On the afternoon of December 30, 1958, a group of Guatemalan AT-6 Texan aircraft surveyed the scene of the reported fishing to ensure the Mexican vessels were still there. The following morning, a flight of one Cessna 180, one C-47 and two P-51 Mustangs took off from the Guatemalan mainland and observed a group of eight Mexican fishing boats. Five of the eight were a mere 1+1/2 to 2 mi off the coast of the Guatemalan municipality of Champerico. The fishermen responded to the arrival of the fighter-bombers with jeers and obscene gestures.

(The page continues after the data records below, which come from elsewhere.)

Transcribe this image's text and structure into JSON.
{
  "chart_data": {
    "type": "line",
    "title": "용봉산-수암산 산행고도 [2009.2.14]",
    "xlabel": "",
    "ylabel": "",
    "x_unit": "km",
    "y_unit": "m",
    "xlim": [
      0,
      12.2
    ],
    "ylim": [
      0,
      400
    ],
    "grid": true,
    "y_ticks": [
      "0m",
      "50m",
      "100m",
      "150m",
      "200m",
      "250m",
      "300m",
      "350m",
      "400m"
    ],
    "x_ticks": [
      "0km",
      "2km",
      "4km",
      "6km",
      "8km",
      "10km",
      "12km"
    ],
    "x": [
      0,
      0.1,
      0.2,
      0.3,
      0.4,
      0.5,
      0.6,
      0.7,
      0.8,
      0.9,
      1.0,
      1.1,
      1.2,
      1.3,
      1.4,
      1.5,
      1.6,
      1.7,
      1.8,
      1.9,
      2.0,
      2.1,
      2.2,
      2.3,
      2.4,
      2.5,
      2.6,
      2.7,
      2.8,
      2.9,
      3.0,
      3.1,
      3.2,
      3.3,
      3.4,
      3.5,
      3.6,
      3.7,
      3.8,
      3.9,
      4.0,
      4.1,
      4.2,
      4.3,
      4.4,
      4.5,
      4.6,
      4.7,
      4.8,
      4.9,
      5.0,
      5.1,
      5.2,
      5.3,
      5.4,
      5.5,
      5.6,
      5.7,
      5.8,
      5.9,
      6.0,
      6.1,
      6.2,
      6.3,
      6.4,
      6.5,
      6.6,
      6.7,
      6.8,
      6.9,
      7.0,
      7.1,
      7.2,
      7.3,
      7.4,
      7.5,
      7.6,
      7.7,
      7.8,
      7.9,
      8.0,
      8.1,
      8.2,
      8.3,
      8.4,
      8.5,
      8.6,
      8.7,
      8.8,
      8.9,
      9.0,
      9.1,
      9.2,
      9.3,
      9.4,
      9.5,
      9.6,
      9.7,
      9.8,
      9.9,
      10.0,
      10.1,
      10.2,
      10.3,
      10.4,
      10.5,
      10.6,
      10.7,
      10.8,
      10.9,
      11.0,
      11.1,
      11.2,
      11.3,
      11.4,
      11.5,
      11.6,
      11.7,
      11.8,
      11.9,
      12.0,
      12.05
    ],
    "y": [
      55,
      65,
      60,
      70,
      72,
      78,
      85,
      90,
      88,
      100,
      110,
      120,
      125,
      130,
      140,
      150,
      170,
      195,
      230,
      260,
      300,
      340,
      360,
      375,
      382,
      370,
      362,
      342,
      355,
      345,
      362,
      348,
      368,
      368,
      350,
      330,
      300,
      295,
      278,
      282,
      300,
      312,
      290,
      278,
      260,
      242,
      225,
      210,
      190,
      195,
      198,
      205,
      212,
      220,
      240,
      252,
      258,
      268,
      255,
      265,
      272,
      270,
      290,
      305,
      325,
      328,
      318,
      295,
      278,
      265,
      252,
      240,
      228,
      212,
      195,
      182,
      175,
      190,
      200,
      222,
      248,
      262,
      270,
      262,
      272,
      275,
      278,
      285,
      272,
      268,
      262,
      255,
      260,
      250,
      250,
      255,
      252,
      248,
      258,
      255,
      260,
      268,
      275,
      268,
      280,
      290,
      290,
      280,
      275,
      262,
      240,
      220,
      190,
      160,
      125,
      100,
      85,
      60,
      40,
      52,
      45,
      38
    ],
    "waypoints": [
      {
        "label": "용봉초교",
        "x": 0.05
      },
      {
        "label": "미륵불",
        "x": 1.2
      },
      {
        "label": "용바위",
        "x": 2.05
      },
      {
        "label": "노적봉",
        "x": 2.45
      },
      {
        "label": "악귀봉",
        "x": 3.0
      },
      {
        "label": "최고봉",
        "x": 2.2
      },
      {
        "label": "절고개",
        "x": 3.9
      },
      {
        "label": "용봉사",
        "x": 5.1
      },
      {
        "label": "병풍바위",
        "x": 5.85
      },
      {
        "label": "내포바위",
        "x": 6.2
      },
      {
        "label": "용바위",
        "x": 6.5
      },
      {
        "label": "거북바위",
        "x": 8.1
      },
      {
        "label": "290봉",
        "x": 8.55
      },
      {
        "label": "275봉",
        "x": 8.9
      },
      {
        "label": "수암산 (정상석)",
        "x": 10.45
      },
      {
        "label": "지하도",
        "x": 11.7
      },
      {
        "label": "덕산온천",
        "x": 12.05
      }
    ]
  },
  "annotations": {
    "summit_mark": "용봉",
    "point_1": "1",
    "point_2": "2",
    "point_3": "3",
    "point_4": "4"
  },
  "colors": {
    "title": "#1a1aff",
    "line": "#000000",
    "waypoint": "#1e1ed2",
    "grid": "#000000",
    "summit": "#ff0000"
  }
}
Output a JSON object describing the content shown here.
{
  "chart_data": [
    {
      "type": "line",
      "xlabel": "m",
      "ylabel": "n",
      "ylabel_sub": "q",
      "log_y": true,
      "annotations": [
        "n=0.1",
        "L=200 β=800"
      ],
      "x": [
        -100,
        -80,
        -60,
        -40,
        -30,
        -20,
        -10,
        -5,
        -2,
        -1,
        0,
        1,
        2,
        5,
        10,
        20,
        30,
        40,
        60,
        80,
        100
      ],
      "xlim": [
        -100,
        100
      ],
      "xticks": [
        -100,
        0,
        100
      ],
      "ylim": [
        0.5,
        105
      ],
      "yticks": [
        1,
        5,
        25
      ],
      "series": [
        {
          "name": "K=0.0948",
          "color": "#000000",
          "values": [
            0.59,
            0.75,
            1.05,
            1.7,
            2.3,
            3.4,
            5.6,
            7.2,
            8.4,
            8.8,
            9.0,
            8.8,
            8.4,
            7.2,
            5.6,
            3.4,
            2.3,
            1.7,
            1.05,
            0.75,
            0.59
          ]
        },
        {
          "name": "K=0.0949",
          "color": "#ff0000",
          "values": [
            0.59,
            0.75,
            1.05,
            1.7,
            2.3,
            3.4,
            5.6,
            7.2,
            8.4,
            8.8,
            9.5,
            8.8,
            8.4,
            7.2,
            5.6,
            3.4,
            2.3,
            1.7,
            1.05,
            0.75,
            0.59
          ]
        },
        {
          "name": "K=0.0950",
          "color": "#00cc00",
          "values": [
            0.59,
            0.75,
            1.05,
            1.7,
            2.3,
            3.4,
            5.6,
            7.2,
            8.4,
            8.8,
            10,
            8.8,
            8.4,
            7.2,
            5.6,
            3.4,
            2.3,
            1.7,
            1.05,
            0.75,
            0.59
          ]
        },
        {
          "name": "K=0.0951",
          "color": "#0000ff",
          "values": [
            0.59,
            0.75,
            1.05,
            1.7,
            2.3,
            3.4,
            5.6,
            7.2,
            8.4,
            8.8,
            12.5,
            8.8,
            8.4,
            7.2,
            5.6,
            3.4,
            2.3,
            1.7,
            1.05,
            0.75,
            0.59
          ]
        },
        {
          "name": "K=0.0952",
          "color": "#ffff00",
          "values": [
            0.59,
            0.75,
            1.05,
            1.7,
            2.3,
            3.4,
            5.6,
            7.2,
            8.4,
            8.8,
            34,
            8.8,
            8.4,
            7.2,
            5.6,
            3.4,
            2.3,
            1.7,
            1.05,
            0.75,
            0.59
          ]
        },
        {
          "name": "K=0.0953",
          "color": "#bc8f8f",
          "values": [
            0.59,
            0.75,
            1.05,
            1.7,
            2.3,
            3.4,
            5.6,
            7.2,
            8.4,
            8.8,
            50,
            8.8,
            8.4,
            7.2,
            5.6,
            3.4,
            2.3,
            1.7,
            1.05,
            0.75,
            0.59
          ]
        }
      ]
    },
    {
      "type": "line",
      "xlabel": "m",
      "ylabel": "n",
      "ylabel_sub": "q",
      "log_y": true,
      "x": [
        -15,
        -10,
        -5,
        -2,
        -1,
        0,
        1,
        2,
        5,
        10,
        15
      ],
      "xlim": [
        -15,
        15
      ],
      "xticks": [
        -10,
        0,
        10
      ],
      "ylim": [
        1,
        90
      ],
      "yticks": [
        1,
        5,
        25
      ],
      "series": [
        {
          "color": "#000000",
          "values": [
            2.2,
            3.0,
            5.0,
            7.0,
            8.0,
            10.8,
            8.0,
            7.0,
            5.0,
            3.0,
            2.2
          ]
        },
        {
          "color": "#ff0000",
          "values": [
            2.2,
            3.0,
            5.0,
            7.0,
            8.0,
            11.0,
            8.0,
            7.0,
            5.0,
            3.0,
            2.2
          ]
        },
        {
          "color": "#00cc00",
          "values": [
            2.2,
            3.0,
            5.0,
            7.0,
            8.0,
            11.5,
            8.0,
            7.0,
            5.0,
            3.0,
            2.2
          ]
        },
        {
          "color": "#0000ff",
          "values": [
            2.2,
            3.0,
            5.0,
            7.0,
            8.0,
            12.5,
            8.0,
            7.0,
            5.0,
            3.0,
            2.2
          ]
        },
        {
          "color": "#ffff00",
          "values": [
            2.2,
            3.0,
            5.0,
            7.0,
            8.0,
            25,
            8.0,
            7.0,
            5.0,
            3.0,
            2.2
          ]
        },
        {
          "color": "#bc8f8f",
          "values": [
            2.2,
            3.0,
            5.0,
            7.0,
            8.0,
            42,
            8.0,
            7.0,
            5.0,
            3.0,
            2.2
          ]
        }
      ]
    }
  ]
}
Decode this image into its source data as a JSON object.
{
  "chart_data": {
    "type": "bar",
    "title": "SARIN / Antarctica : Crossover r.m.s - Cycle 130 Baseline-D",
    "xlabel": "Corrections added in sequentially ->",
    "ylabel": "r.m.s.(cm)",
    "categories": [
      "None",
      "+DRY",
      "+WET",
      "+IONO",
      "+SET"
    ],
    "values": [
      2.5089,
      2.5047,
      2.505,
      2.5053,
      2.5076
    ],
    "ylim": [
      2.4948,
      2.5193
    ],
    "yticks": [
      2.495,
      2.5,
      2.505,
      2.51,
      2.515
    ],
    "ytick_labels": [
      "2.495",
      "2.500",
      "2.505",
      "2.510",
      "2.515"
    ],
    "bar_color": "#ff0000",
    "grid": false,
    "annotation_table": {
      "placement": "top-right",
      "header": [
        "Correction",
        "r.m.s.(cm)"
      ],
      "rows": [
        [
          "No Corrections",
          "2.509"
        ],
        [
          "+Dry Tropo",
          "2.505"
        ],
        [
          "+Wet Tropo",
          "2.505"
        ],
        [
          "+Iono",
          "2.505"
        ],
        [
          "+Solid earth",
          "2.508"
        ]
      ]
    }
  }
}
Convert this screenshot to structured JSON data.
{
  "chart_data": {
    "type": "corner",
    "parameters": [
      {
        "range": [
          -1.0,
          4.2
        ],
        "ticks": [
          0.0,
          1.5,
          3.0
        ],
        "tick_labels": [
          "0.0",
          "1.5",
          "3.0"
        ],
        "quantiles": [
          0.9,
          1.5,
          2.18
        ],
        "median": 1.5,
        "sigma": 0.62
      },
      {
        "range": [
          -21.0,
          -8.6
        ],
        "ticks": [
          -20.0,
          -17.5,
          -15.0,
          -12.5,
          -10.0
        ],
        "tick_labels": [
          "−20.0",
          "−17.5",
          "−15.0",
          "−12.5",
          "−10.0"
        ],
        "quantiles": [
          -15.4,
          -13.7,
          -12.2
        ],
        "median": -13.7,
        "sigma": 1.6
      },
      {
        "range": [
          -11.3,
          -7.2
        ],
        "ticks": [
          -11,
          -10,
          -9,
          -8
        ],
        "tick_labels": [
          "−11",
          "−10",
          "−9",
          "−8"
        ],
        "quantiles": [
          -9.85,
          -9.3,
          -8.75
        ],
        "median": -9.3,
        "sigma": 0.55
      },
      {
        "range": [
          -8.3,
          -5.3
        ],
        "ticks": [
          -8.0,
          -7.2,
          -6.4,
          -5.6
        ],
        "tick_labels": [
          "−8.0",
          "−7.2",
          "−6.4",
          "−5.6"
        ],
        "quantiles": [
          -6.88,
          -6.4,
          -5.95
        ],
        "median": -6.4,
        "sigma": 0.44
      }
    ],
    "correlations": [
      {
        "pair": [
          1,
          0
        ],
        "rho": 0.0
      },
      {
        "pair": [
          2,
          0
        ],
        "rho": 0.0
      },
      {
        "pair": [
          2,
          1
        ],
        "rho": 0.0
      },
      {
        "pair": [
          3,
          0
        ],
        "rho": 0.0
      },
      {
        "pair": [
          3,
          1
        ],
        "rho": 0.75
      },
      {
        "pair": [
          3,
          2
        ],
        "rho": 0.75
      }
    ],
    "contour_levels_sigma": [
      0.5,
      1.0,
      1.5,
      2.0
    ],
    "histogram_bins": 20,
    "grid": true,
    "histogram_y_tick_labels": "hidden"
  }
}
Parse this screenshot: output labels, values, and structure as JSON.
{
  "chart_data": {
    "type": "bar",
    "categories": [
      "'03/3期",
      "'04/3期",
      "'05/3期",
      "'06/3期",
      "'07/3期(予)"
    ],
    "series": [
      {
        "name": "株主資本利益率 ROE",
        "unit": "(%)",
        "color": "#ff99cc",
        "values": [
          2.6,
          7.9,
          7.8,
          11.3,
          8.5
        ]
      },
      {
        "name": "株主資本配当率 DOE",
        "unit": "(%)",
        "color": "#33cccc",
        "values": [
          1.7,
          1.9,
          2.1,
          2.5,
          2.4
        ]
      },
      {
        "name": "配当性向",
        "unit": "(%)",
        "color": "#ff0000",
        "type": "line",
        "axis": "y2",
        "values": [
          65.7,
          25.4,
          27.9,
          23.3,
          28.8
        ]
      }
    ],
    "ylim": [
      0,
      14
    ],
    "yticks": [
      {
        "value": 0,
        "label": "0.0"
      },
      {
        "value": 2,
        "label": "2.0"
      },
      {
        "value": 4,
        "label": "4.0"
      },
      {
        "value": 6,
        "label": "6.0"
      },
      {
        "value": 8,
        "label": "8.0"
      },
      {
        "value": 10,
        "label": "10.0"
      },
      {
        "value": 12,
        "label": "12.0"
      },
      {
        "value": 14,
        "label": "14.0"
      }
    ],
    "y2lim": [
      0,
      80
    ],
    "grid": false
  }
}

When one boat, the Elizabeth, made a move for the Mexican border, the planes strafed the ships with their machine guns. By the time the shooting had ceased, three fishermen were left dead and fourteen were rendered stranded and wounded in Guatemalan territory.

==Aftermath==
===Rescue and captivity of sailors===
After the sortie, one Cessna aircraft of the FAG landed on a nearby abandoned air field and verified that there were injuries and called in the support of a C-47 transport aircraft to evacuate them to a military hospital within Guatemala. The remaining fishermen, who had tried to escape the strafing planes by leaping and swimming away from the scene, were picked up by two Guatemalan tugboats within six hours of the incident. Eventually, all fishermen were transported to a military base in Mazatenango and interrogated by Guatemalan military officials. In January 1959, the Mexican Ambassador to Guatemala demanded the release of the fishermen. On January 22, 1959, a Guatemalan court released the fishermen, imposing a fine of 55 quetzals on them. The following day, January 23, Mexican president Adolfo López Mateos terminated diplomatic relations with the Republic of Guatemala.

===Border tensions===
Within days of the attack, both Mexican and Guatemalan troops were mobilized to the 541 mi Guatemala–Mexico border. Mexican forces tore down a bridge which connected the two countries upon the severing of connections with the Guatemalan government.

==Resolution==
In the days prior to and proceeding the release of the Mexican fishermen, Ydígoras frequently made pleas to the media and the United Nations, insisting that Mexico had been planning an invasion of Guatemala, and that the fishermen were "pirates".

Ydígoras, growing increasingly paranoid about the communist takeover in Cuba, focused much of his attention on building up home defenses in case of a Cuban invasion, as well as becoming more friendly with the United States. This perceived new threat led to the withdrawal of most Guatemalan forces from the border region within weeks of their arrival.

In his address to the Congress of the Union on September 1, 1959, Mexican President López retold the episode and expressed his desire to mend the broken link between Guatemala and Mexico. On September 15, 1959, during a speech regarding the 149th anniversary of the Grito de Dolores, Adolfo López Mateos announced that, through mediation on both sides, Guatemala and Mexico were reestablishing relations. Soon afterwards, Guatemala compensated the families of the injured and dead fishermen and formally apologized for the incident.